Source control tips and best practices

Before using a source control system with Wwise, you may want to review the following sections, which provide you with a series of tips and best practices that can help you better manage your team and project files throughout the audio development process.

Planning your project

  • Divide your project into smaller Work Units. If your projects are large and you keep all your project data in the Default Work Units, you will not only slow down Wwise's response time, but the members of your team will need to merge every time someone makes a change, which can greatly increase the chance of merge problems and conflicts. By dividing up your project into smaller chunks using Work Units, people can work more efficiently, can access information more quickly, and can work on different areas, which can reduce the possibility of merge problems.

  • Assign responsibility for global Default Work Units. It may be a good idea for one person to manage or at least be aware of the changes that are being made to these project elements.

Basic workflow

  • Manage global project elements effectively. When you rename or delete a global project element, such as a State or Game Parameter, be aware that you might be modifying many other objects within your project, including all the sound objects and Containers that are using these elements. When you save and check in these changes, you might be affecting a number of different project files that other people are working on. To limit the impact of this type of change, you should define the global project elements as early as possible and then try to avoid making changes to them after that. If changes are required after the initial setup, you should do the following:

    • Warn your team members that a global element has changed.

    • Ask each team member to check in their changes.

    • Check in your files.

    • Ask everyone on your team to update their project files.

    • By following this process, the members of your team will only have to update to get the new files, without having to merge.

  • Check the project file status. Before you begin working on a Work Unit, use the File Manager to verify which files are read-only. If you change a Work Unit that is read-only, you will not be able to save that particular file within your project.

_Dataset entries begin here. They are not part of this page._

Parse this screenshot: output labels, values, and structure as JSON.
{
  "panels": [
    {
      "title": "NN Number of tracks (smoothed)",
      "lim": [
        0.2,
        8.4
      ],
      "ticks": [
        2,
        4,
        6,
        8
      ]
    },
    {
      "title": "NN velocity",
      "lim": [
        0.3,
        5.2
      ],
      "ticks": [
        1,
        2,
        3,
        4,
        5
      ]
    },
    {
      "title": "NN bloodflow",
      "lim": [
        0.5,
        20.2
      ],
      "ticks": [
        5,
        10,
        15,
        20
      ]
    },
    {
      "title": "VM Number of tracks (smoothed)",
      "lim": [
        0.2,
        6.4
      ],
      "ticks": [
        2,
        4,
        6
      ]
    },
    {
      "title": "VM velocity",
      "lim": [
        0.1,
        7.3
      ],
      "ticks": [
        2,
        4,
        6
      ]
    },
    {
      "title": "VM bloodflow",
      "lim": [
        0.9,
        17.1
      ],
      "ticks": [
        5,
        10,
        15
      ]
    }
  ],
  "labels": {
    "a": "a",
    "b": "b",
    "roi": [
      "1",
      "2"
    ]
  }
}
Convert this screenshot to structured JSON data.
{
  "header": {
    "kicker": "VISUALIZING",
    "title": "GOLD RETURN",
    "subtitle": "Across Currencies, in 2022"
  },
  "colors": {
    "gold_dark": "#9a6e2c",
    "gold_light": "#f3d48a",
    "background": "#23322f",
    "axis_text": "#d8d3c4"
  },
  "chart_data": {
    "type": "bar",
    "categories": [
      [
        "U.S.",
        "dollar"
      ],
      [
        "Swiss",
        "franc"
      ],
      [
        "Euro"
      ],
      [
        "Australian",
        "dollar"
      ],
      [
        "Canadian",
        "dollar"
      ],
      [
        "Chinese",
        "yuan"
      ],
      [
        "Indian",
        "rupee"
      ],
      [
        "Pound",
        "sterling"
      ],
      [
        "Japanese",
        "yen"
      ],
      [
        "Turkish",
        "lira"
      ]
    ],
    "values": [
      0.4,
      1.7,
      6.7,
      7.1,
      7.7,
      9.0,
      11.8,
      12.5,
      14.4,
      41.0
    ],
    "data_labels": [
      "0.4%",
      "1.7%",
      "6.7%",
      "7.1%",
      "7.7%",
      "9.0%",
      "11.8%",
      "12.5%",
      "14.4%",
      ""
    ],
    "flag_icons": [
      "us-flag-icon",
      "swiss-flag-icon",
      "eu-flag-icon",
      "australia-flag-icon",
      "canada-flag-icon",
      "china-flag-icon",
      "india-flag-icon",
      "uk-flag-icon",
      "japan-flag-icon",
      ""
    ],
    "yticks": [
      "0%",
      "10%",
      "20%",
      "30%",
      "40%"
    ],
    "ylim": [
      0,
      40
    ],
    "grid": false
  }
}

  • Back up your local files regularly. Although the files in the central repository may be part of a scheduled back-up plan, the copies on your local machine are not. To prevent data loss, it is a good idea to back up your project files on a regular basis, especially if you have made significant changes to the files.

  • Generate an Integrity Report before checking in. Before checking in a particular Work Unit, it is a good idea to generate the integrity report to make sure there aren't any project errors. If errors exist, you can quickly resolve them and then check the Work Unit in.

Syncing your files

  • Sync before new work sessions. You should sync your project files with the server before starting a new work session so that you have the latest modifications.

  • Close Wwise before syncing. Before syncing your project files with the server, you should close Wwise to prevent the possibility of losing information. If Wwise is open, a copy will remain in memory. When you sync, the files on your disk will be modified, but the older version of your project will remain in memory. If you save the currently opened project, you can overwrite the changes of others that were saved to your disk.

    This only applies if you are not using a source control plug-in. When you sync using a source control plug-in, you are automatically prompted to reload the latest version of the project.

Checking in your files

  • Submit often. If you have large changes that affect other members of your team, you should submit your project files often to the server so that others can benefit from the changes you are making. If you wait too long, you also increase your chances of conflicts. By submitting smaller, targeted changes, it will be easier to revert to an older version of the project if necessary and easier to resolve conflicts if any arise.

  • Add useful comments. When you commit or check-in your files, make sure to fully describe the changes that you made.

Source control system

  • Understand your source control system. Before using a source control system to manage your Wwise project files, you should have a good understanding of how it works. Knowing the intricacies of your source control system can help you avoid problems and create an effective and efficient production pipeline.

Project inconsistencies

  • Become familiar with the Wwise project XML structure. Spend some time familiarizing yourself with the XML structure of the Wwise project files before merging your files. In some circumstances, you may have to update the XML. If you don't understand it correctly, you may break your project. If you do modify the XML, make sure to open the project in Wwise before checking the files back in to your source control system. This will ensure that the changes you made to the XML are valid and what you wanted.


  • Encourage frequent and open communication. In any team environment, it is key that you communicate openly and frequently with the other members of your team. Frequent and open communication can result in fewer conflicts, less time merging files, and a more efficient production pipeline. For example, before making changes to a Work Unit that affects other members of your team, you should ask them to check in their changes and wait for your word before syncing and resuming their work.

File usage

  • Before deleting any files that are marked Unused in the Usage column of the File Manager, it is good practice to close and re-open the project to make sure the information is completely up to date.


  • To avoid having to edit your SoundBanks each time changes are made to your project, you can re-create the way your SoundBanks are set up using Work Units and/or folders. Since Wwise maintains an active link between the elements in a SoundBank and those in your project, once these Work Units have been added to the SoundBank you will never have to edit the SoundBanks again because they will get updated automatically.